The earnings call presents a mixed picture: record revenue and bookings, strong financial metrics, and a new partnership are positives, while flat revenue guidance and tariff impacts pose risks. Q&A reveals management's cautious stance on guidance updates and tariff impacts, indicating uncertainty. The market cap of $4.56 billion suggests moderate volatility. Overall, the positives and negatives balance out, leading to a neutral prediction for stock price movement over the next two weeks.
The earnings call presents mixed signals.
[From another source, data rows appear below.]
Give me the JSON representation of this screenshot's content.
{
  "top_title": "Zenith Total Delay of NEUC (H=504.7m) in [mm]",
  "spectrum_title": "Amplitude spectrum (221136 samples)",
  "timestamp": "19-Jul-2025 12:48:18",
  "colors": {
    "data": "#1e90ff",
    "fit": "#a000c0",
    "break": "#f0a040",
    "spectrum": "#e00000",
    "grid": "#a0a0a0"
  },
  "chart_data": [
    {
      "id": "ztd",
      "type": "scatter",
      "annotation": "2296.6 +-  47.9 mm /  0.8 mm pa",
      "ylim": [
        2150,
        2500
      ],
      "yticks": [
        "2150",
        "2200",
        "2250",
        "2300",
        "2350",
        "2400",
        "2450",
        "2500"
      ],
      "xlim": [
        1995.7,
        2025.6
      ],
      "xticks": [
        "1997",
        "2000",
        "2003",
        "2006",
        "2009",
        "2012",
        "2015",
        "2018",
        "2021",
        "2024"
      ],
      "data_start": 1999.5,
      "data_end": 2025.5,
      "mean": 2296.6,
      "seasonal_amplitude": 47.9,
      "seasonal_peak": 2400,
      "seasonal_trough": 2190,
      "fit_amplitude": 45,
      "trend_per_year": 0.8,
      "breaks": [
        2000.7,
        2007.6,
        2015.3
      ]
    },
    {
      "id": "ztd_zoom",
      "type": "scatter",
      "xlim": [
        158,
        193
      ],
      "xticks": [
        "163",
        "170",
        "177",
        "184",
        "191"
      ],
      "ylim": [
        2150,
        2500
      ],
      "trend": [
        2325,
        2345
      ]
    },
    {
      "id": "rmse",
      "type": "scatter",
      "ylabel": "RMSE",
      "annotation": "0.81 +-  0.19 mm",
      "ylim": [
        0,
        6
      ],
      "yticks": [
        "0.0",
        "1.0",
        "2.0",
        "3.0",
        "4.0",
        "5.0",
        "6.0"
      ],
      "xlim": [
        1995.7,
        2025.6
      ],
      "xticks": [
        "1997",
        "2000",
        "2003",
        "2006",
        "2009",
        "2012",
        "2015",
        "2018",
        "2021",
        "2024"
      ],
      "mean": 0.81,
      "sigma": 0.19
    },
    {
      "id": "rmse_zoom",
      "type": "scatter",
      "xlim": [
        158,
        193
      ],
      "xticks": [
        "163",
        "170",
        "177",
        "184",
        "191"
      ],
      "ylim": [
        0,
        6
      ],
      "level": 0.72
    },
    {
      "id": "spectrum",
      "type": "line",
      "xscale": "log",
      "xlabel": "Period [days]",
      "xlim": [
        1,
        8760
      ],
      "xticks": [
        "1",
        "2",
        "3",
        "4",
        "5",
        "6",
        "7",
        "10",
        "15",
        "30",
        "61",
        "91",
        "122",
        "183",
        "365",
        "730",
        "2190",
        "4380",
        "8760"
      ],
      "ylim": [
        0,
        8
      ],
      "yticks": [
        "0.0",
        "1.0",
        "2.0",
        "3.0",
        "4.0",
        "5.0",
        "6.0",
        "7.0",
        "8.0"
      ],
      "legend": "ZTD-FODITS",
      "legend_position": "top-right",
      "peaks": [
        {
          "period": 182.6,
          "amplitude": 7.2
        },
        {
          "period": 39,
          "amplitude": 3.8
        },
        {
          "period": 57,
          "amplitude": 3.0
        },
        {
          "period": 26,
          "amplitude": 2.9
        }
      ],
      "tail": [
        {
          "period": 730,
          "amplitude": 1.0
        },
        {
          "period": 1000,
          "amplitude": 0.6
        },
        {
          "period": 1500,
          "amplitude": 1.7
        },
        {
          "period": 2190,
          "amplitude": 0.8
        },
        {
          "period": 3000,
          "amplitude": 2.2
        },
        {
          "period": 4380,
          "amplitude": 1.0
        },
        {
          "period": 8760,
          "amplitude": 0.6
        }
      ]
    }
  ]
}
Financial performance shows modest growth in revenue and EPS, but guidance remains flat. Positive elements include strong free cash flow and a healthy balance sheet. However, macroeconomic uncertainties and competitive pressures pose risks. The Q&A reveals management's reluctance to update guidance or provide clarity on certain financial metrics, which may concern investors. Despite record bookings and partnerships, the market may react cautiously due to flat revenue outlook and potential tariff impacts. Given the company's mid-sized market cap, the stock price is likely to remain stable, resulting in a neutral sentiment.